5 Types of Cabinet Door Hinges Explained
Many people do not think about the type of cabinet door hinges you will need when finishing a cabinet makeover, or a full kitchen remodel. While cabinets are the main focus of any type of remodel project, there should also be some attention paid to the hinges you use to attach the doors to the cabinet face. There are several different types of hinges available on the market today. Here is a listing of a few of the cabinet door hinges you are most likely to find.
Categories of Hinges
Depending on the type of cabinet frame you have, there are several different categories of cabinet door hinges. They can be hidden, showing, in-laid, or even wrap around. No matter what category of hinge you are looking at, they all have the same basic concept. Hinges all have four basic parts. They have two wings. The first wing is the cabinet side wing that attaches to the cabinet frame. The second wing is the door side wing that attaches to the cabinet door. There is also a knuckle in the middle of the two wings that attaches the two together. Inside this knuckle is a pin that makes it possible for the hinge to open and close.

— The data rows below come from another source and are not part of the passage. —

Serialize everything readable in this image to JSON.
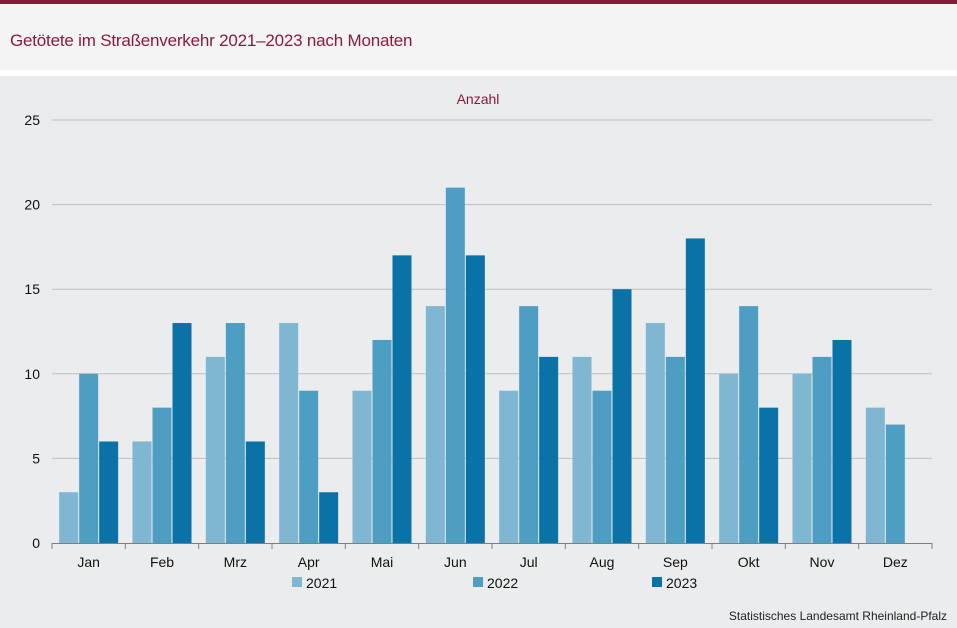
{
  "header": {
    "title": "Getötete im Straßenverkehr 2021–2023 nach Monaten"
  },
  "source": "Statistisches Landesamt  Rheinland-Pfalz",
  "colors": {
    "accent": "#8b1a3a",
    "series": [
      "#7fb6d2",
      "#4d9ec2",
      "#0a72a6"
    ],
    "grid": "#bfbfbf",
    "axis": "#7f7f7f"
  },
  "chart_data": {
    "type": "bar",
    "title": "",
    "ylabel": "Anzahl",
    "xlabel": "",
    "ylim": [
      0,
      25
    ],
    "yticks": [
      0,
      5,
      10,
      15,
      20,
      25
    ],
    "grid": true,
    "legend": "bottom",
    "categories": [
      "Jan",
      "Feb",
      "Mrz",
      "Apr",
      "Mai",
      "Jun",
      "Jul",
      "Aug",
      "Sep",
      "Okt",
      "Nov",
      "Dez"
    ],
    "series": [
      {
        "name": "2021",
        "values": [
          3,
          6,
          11,
          13,
          9,
          14,
          9,
          11,
          13,
          10,
          10,
          8
        ]
      },
      {
        "name": "2022",
        "values": [
          10,
          8,
          13,
          9,
          12,
          21,
          14,
          9,
          11,
          14,
          11,
          7
        ]
      },
      {
        "name": "2023",
        "values": [
          6,
          13,
          6,
          3,
          17,
          17,
          11,
          15,
          18,
          8,
          12,
          null
        ]
      }
    ]
  }
}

Flush hinges are those that are inset into the cabinet. They are usually found on the inside of the cabinet door and sit in a rabbet that has been routered, or chiseled into the cabinet and door. The only part that is sticking out is the knuckle of the hinge. Some flush hinges also have the knuckle inset also.
Wrap Around Hinges
This type of cabinet door hinge will be on the outside of the cabinet. While they are on the outside of the cabinet door, they can also be inset. If the cabinet door and cabinet frame of the same thickness, you can easily inset the wrap around hinge. These hinges can also be bevel, and even a reverse hinge.

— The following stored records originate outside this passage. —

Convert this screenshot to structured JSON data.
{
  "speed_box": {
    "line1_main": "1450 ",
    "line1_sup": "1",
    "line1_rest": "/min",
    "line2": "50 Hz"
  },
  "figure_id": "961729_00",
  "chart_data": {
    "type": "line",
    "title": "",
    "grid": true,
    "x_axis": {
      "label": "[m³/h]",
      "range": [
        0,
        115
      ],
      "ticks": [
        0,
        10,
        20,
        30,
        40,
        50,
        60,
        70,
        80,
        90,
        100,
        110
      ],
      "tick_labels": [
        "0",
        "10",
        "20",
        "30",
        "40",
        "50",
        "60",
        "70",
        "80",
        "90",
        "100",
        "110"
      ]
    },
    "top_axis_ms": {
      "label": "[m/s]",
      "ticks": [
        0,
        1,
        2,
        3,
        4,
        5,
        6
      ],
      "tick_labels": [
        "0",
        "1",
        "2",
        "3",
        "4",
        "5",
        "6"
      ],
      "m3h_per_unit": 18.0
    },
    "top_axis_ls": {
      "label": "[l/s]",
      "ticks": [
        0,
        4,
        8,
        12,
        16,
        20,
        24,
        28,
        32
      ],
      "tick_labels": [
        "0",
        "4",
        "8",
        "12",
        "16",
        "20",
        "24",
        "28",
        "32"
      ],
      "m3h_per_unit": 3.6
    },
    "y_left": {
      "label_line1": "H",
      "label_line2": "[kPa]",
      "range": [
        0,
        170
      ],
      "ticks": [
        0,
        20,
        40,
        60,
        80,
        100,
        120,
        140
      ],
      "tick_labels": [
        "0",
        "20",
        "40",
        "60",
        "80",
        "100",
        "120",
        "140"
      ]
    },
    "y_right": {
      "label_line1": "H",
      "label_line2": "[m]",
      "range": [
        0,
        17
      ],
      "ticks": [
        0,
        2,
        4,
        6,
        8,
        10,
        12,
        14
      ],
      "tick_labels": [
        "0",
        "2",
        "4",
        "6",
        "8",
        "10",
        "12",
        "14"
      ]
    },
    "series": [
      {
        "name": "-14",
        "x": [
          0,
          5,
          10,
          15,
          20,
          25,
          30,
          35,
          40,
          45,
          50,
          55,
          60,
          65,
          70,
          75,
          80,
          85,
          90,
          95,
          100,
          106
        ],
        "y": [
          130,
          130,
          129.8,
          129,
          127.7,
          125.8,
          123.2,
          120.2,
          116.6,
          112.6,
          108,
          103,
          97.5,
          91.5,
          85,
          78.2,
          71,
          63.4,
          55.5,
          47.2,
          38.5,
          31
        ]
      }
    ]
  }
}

This is probably the most common type of hinge available. These are of a basic structure and sit on the outside of the cabinet. This type of hinge can come in a lot of different styles and shapes, as well as materials. They are often decorative and alone can add a dramatic touch to your cabinet door.
Full Extension Hinge
When you open a cabinet door sometimes it is necessary to get a little more opening on the door. A lot of hinges, especially some inside type hinges, do not allow for full extension. This type of hinge will allow you to open the door in almost a 300 degree arc.
When you have an unframed cabinet, the best type of cabinet door hinge is called the European hinge. This type of hinge is entirely concealed within the wood on the inside of the door. Quite often, but not always, these types of hinges are also self closing. When the door is left slightly ajar, it will self close from the tension spring in the hinge.